Considering purchasing a hEX

I am dissatisfied with how difficult a Ubiquiti Edgerouter (ER-X) is to administer.

The main thing I want is Gigabit routing with firewalls and NAT. Full IPv6 support and enterprise-grade management and debug are a must as well. The infuriating mix of GUI and command line plus not sticking to Cisco naming conventions for commands like Brocade did is maddening, and the lack of good debug options (GUI-based packet capture that doesn’t work) and good documentation for the ER-X is so annoying that it makes the $60 price point not worth it at all.

Would a hEX address all of these issues?

Get familiar with mikrotik routerOS to see if you would like it. It depends only on you if your questions will be answered positively or not.

Rb750gr3 will not be able to pass gigabit thru under “normal” contions. It mostly depends on the rules complexity and other things you will set. If your rules allow to use fast track it will help a lot and I can imagine that you could get closer to the gigabit throughput.

We have installed MikroTik on very demanding scenarios: a customer with 1k+ wireless access points, ISPs providing service to any amount of subscribers, data centers with critical applications running, communicating 2 or more cities and supporting thousands of users, and so on.

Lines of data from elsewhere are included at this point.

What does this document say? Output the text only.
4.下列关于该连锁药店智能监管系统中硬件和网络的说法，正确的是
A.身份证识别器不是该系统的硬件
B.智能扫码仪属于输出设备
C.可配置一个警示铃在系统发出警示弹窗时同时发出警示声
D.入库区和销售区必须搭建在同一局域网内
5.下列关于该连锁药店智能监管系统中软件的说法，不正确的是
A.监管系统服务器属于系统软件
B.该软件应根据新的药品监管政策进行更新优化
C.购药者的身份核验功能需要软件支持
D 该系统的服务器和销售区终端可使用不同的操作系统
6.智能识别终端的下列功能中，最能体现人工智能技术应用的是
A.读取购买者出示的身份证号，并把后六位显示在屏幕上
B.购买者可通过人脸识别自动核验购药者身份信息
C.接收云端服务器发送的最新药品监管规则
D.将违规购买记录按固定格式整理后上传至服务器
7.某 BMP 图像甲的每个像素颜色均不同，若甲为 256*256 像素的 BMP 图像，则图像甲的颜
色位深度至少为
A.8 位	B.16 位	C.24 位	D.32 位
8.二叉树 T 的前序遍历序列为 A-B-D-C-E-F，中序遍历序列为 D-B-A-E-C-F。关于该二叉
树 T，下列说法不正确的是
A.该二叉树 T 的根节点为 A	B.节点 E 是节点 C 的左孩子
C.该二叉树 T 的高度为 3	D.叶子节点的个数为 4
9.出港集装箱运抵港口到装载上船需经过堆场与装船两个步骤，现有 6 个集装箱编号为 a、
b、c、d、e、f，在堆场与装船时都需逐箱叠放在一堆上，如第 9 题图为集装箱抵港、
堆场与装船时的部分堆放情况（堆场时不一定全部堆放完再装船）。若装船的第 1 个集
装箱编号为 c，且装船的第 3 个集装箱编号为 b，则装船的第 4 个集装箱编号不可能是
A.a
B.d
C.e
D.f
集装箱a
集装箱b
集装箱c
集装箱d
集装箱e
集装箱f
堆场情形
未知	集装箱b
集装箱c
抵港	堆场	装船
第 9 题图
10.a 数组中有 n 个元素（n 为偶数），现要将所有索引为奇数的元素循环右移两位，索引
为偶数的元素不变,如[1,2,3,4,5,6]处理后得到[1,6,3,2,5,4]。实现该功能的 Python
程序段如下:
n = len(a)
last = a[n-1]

If you are a Cisco guy and you decide to enter the MirkTik world, I think these 2 articles from one of our senior Network Architects will be useful

https://stubarea51.net/2019/02/06/cisco-to-mikrotik-switching-and-vlans/

https://stubarea51.net/2018/05/03/cisco-to-mikrotik-mpls/

The various Mikrotik models all have the same interfaces. I always use Winbox which is a little windows utility used to configure the device. It’s very snappy, the device never needs rebooting. You can also connect by MAC address so you can change the IP of the device without having to reconnect.

It supports packet-capture in the pcap format, so you can open the capture files in Wireshark. Also, you can copy and send all packets passing through the router to your machine and you can view the capture in real time with wireshark. It has a tool called Torch which shows active connections and bandwidth being used. I use this often for troubleshooting.

The edge router’s interface has more graphs and colour, but I never like I’m missing out on any features or troubleshooting tools.